Oosthoek encyclopedie

Oosthoek's Uitgevers Mij. N.V (1916-1925)

Gepubliceerd op 17-01-2019

Alaslanden

betekenis & definitie

Alaslanden - afd. van het gouvern. Atjeh en Onderhoorigheden, Sumatra, verdeeld in het gebied van Kedjoeran Batoe Mboelan, en het gebied van Kedjoeran Bambél, het laatste een zelfbesturend landschap (zie ZELFBESTURENDE LANDSCHAPPEN IN N.-I.); gelegen tusschen het Zuidelijk deel der onderafd. Tapa Toean der afd. Westkust v. Atjeh en het landschap Langkat (O.Kust v. Sumatra), ten N.-W. grenzende aan de Gajo-landen en ten Z.-O. aan de Bataklanden.

De A. bestaan uit een vallei, waarvan de boven- en middenloop der Lawé Alas, een rechter zijrivier der rivier van Singkel, den hoofdstroom vormt, omgeven door met dicht oerwoud bezette bergketenen. De Alassers of Orang Alas wonen aan de hoofdrivier en enkele zijrivieren, en hun kampongs komen, evenals de huizen, in hoofdzaak overeen met die der Gajo’s en Atjehers; de Alassers zijn ongetwijfeld verwant met de Gajo’s en wellicht met de Bataks; hoewel van gemengden oorsprong vormen zij een homogeen volk met eigen karakter en zeden, met een eigen taal, die echter sterk verwant is met Atjehsch en Gajosch. Zij zijn verdeeld in geslachten, soek o e ’ s geheeten; aan ’t hoofd van elk daarvan staat een penghoeloe soekoe; groote soekoe’s vormen een afzonderlijken stam of mergö; over ’t algemeen heerscht het huwelijksverbod in de eigen mergö, dus exogamie (zie HUWELIJKSEN ERFRECHT INDEN O.-I. ARCHIPEL). Het hoofdmiddel van bestaan is sawahbouw, waarvoor de beste terreingedeelten der vallei gebruikt worden; voorts worden ook mais en suikerriet en van de vruchtboomen vooral doerians aangeplant; aan vischvangst in de vischrijke rivier wordt veel gedaan, evenzoo aan ’t zoeken van boschproducten in de oerwouden. Ook de handel is van beteekenis, vooral met de Maleiers van Boven-Singkèl, die als tusschenpersonen fungeeren. De beschavingstoestand der bevolking wordt geacht hooger te zijn dan in Gajo-Loeös; zij neemt haar Moh. godsdienstplichten ijverig in acht, en men vindt er veel hadji’s; de bestuurstoestanden zijn er geregelder dan in de Gajo-landen; ook schijnt bij hen noch ’t gebruik van opium, noch dobbelspel voor te komen.

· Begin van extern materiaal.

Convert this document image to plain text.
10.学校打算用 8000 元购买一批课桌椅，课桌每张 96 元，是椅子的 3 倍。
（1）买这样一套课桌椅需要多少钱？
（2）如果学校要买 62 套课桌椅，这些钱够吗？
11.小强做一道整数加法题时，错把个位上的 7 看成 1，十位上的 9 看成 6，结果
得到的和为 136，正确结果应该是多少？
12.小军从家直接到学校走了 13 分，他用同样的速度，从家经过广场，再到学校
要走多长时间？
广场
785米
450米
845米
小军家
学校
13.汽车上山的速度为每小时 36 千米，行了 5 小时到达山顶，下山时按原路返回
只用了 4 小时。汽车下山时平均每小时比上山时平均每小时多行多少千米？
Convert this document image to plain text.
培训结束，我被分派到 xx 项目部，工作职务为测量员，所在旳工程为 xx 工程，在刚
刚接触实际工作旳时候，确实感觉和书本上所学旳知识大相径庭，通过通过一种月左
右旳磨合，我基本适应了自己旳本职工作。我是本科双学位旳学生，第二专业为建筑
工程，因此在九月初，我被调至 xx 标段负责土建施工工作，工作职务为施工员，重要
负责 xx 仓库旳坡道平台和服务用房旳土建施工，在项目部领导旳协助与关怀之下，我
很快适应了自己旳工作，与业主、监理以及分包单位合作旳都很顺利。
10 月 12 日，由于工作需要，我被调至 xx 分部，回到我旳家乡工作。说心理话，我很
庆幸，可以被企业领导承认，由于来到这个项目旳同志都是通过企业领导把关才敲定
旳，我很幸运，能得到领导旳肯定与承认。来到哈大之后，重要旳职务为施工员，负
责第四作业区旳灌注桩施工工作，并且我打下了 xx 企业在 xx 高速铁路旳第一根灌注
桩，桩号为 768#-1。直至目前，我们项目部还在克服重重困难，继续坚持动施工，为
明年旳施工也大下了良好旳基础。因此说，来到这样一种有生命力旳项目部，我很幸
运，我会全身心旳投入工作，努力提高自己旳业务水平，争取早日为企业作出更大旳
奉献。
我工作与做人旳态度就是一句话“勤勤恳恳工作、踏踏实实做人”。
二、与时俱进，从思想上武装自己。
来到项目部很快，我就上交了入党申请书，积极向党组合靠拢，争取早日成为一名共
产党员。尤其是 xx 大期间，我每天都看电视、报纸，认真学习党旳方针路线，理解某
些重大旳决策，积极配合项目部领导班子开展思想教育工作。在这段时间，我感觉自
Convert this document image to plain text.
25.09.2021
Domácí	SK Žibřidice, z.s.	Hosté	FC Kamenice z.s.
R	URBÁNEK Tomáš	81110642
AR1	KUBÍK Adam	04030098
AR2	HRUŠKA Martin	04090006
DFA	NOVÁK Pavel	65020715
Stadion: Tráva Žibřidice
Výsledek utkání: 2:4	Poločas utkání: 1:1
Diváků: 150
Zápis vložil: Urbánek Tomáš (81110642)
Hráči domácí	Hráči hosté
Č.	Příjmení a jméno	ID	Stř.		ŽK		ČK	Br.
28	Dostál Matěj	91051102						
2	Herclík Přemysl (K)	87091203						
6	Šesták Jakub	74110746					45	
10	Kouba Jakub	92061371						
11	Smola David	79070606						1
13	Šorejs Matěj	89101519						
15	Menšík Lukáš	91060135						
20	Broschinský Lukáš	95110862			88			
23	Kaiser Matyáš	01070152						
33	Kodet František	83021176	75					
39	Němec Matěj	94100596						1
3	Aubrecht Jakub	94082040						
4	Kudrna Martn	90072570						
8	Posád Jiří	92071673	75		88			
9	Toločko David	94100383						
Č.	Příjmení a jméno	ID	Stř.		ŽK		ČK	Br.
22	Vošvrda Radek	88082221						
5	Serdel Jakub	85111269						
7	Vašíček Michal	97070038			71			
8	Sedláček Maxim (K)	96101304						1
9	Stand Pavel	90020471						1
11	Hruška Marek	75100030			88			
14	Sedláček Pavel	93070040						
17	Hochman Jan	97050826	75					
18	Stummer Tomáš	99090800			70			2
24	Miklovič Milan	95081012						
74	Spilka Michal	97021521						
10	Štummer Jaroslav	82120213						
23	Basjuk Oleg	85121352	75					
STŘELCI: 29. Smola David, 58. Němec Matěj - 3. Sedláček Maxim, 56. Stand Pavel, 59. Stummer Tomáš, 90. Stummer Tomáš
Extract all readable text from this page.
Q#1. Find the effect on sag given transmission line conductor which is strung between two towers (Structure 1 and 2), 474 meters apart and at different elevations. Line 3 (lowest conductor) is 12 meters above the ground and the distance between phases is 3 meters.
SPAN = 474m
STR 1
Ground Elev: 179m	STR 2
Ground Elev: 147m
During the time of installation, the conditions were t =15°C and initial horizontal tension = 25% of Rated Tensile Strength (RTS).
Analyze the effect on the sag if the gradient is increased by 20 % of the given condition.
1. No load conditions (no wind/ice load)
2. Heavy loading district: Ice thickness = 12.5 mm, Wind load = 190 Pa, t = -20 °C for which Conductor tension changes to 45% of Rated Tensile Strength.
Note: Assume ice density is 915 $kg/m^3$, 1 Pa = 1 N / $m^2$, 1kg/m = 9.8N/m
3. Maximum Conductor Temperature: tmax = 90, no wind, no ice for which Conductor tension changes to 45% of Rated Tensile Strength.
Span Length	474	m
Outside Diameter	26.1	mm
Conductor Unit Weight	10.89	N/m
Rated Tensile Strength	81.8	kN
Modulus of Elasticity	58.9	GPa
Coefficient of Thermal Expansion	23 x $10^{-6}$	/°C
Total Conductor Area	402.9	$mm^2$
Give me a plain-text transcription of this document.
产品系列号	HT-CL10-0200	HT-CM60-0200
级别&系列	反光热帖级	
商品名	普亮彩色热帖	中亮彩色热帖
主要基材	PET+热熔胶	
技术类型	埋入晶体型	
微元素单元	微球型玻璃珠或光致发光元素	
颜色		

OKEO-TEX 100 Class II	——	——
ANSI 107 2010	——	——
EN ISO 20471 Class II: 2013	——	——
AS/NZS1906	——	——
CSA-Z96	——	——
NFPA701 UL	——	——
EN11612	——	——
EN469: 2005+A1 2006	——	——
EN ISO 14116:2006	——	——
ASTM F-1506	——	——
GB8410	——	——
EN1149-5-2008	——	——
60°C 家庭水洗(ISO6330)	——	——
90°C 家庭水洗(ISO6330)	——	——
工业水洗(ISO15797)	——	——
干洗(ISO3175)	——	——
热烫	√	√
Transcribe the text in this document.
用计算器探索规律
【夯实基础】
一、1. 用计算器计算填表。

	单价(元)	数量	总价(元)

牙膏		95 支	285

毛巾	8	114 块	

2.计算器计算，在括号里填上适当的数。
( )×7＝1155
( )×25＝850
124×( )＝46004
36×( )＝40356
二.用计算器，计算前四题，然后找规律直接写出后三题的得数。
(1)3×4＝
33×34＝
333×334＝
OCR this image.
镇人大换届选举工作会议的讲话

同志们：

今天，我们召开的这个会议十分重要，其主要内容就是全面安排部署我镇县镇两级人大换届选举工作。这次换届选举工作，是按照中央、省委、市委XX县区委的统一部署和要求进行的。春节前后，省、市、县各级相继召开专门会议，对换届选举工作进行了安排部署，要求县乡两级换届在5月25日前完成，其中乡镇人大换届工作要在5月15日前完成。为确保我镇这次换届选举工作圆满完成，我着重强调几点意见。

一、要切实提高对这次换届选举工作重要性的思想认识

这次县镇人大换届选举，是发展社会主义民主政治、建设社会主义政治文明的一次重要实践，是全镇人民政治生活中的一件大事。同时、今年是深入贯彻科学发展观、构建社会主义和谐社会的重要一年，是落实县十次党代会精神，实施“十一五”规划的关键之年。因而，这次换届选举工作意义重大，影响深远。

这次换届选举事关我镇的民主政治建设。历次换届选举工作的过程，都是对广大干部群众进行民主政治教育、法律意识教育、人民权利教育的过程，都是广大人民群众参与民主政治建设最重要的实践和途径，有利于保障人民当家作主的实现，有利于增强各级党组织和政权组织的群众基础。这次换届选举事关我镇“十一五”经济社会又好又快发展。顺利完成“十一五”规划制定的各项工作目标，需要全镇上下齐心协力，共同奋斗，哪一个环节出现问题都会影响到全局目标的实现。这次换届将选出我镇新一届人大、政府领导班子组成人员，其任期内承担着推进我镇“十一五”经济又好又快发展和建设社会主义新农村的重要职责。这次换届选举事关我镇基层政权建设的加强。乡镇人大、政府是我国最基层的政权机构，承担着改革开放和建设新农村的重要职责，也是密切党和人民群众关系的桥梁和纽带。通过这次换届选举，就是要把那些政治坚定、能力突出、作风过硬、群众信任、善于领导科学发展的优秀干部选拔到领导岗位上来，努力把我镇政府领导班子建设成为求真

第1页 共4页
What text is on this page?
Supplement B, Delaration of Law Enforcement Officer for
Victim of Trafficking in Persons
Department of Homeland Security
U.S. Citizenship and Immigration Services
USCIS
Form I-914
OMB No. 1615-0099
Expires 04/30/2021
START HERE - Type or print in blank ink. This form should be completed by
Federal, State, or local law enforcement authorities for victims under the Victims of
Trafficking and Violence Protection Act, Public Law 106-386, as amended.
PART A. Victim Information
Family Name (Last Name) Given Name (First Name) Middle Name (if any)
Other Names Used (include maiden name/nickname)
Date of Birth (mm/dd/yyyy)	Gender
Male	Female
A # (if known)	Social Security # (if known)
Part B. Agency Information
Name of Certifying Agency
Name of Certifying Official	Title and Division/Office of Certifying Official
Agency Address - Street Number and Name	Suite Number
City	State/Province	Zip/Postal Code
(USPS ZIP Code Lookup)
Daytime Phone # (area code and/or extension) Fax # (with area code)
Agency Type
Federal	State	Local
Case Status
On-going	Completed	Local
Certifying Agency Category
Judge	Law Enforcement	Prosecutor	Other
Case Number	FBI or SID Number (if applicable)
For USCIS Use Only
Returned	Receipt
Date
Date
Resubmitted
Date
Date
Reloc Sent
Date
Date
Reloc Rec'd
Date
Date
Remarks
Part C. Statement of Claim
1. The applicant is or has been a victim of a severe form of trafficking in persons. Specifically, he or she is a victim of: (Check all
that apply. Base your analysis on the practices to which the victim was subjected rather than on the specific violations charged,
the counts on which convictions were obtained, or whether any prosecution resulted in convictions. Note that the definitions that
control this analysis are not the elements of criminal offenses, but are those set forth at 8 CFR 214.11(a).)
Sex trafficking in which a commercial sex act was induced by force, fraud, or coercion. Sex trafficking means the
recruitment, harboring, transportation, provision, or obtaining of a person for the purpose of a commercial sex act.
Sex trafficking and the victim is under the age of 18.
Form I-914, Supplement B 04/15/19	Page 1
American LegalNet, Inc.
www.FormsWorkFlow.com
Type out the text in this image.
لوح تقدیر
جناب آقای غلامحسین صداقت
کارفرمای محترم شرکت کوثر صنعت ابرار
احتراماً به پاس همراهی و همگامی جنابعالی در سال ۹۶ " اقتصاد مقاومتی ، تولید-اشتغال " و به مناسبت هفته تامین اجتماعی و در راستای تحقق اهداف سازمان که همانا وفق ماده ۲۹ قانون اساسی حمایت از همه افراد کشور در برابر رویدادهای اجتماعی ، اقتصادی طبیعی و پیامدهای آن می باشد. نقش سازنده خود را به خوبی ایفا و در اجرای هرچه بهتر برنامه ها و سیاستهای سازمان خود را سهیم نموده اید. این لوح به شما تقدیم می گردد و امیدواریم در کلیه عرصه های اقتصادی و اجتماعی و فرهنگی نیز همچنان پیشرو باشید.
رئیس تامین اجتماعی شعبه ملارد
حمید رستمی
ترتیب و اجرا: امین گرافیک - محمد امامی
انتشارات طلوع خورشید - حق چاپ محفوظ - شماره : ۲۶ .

In den tijd van onze sterkere actie in Atjeh vormden de A. evenals de Gajo-landen vaak de wijkplaatsen van verzetsleiders en hunne volgelingen. Om deze en andere redenen heeft er in 1904 een expeditie heen plaats gehad onder luit.-kolonel van Daalen. Bekend is de Groote Gajoweg, welke van de kust naar het binnenland voert en geschikt is voor automobielen. Dit enorme werk werd door de Genie van het Ned. Ind. leger uitgevoerd. Zie Snouck Hurgronje: „Het Gajoland en zijne bewoners”; Kempees: „De tocht van Overste van Daalen door de Gajo-, Alas- en Bataklanden.”